On the other hand, cutting 500 calories a day from my usual diet (the equivlent of 3 sodas daily) amounts to 3500 calories each week. That is the pound a week that most experts say is appropriate. Not only that, but cutting 500 calories is not NEARLY so exhausting as 6-7 hours of exercise!!
So, as you make your new year plans, plan appropriately. If your goal is to lose some weight, cutting calories by making smart food choices is critical. Exercise will make you look good, but only if your diet doesn't cover up all your good looks!
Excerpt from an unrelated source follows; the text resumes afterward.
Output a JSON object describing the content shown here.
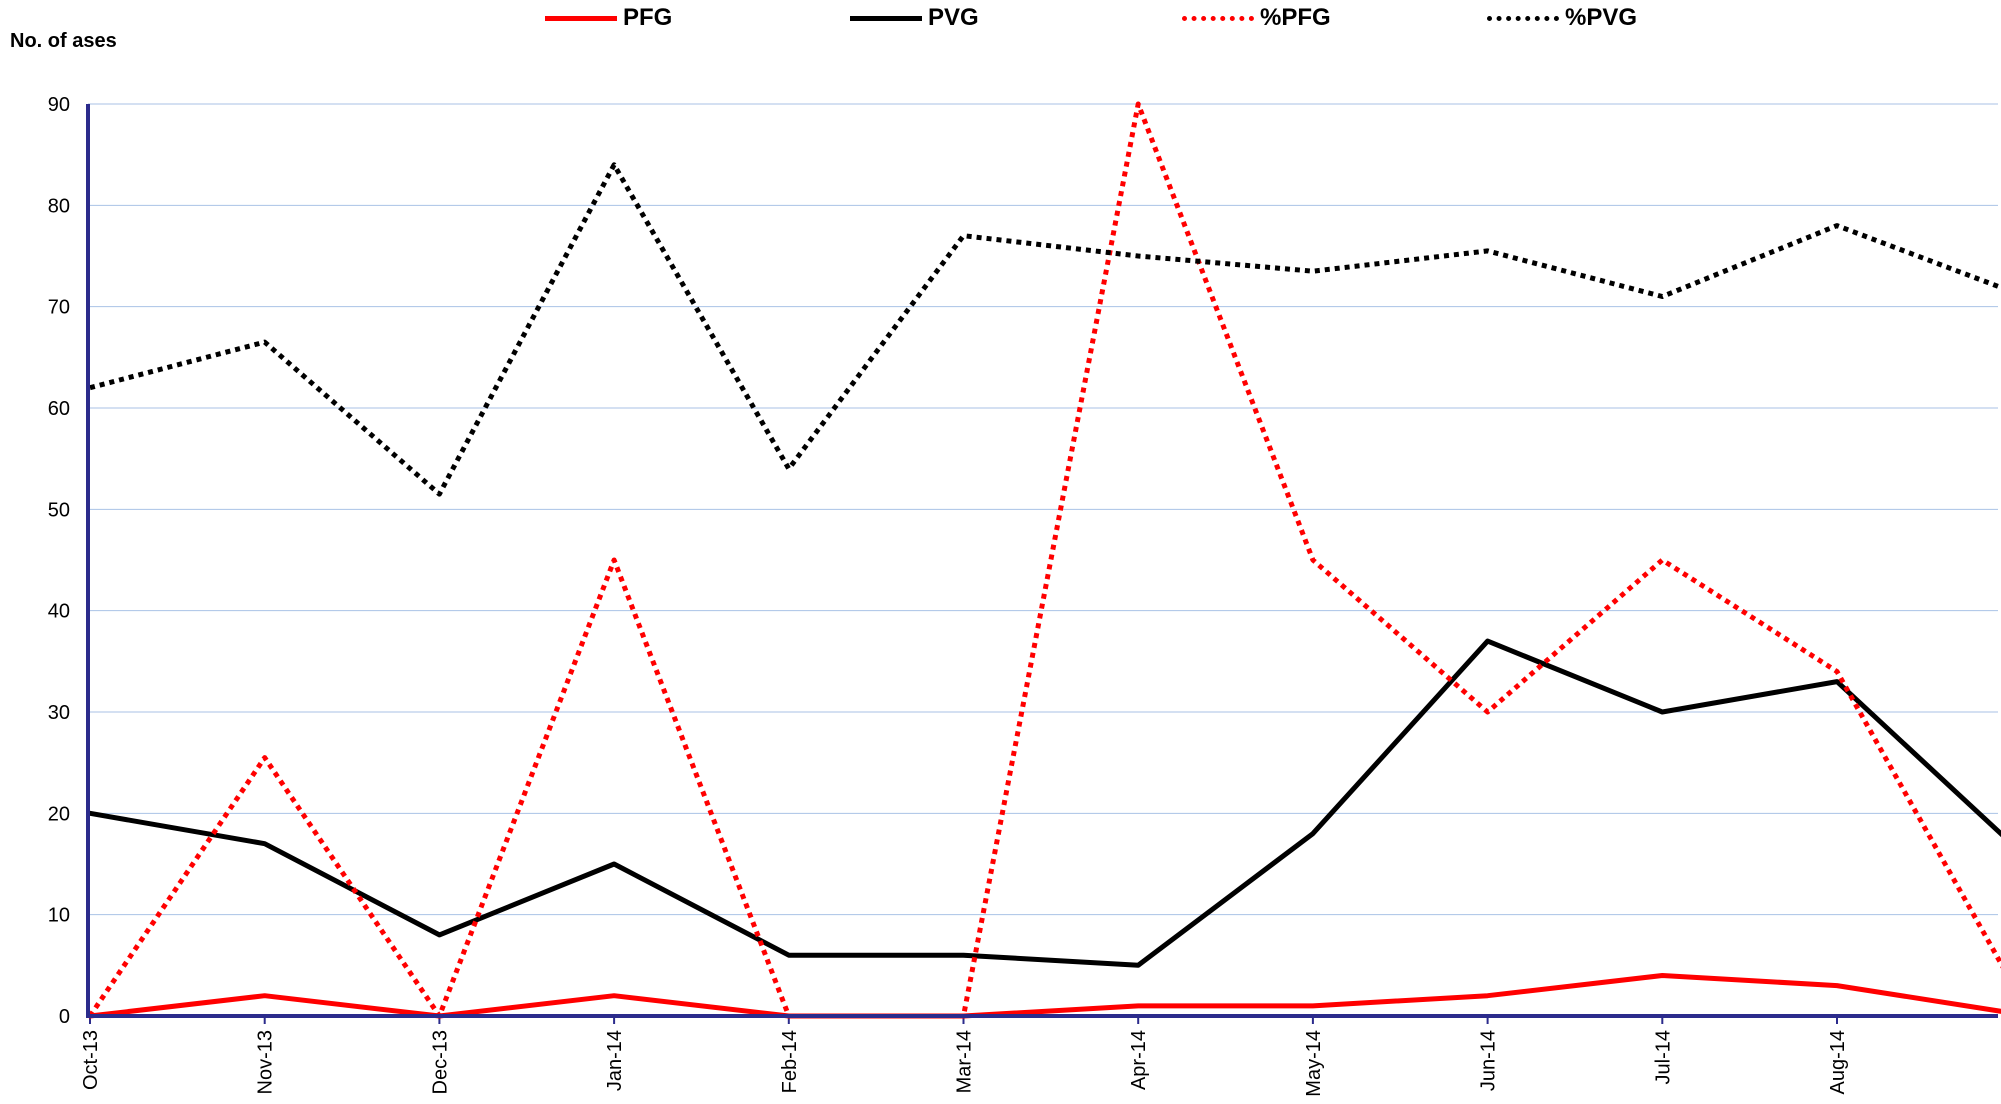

Wednesday, December 30, 2009

Bringing in the New Year

Welcome,
Some of you are coming here from my old 'blog over at SSM Health Care. If you are, I thank you for following me here. I'll make this post very short. I hope to basically continue the same themes that were present on the last 'blog.
For those of you who are new, I'm a pediatrician in Lake St. Louis, just outside of St. Louis, Missouri. I've been in practice for almost 15 years. My practice is in general pediatrics covering everything from basic well care to ADD and everything in between. You'll get to hear my opinion on many things pediatric. I also tend to be very health oriented, so you'll hear my opinions on general health and preventive health.
Since I will no longer be attached to an SSM Health Care web-site, you may hear me say some things that I might not say on one of their websites. Nothing bad... You just might hear references to sports teams, bullet points and other taboos that I wouldn't use there.
I also hope to be a little more free with my personal thoughts and musings on life in general than I was on the old site.
Thank you for visiting.
Feel free to comment or question anything you read here. Add your own insights. Ask questions that might prompt the next column. In short, let's make this a shared 'blog where we all learn a little more about staying healthy in today's challenging times.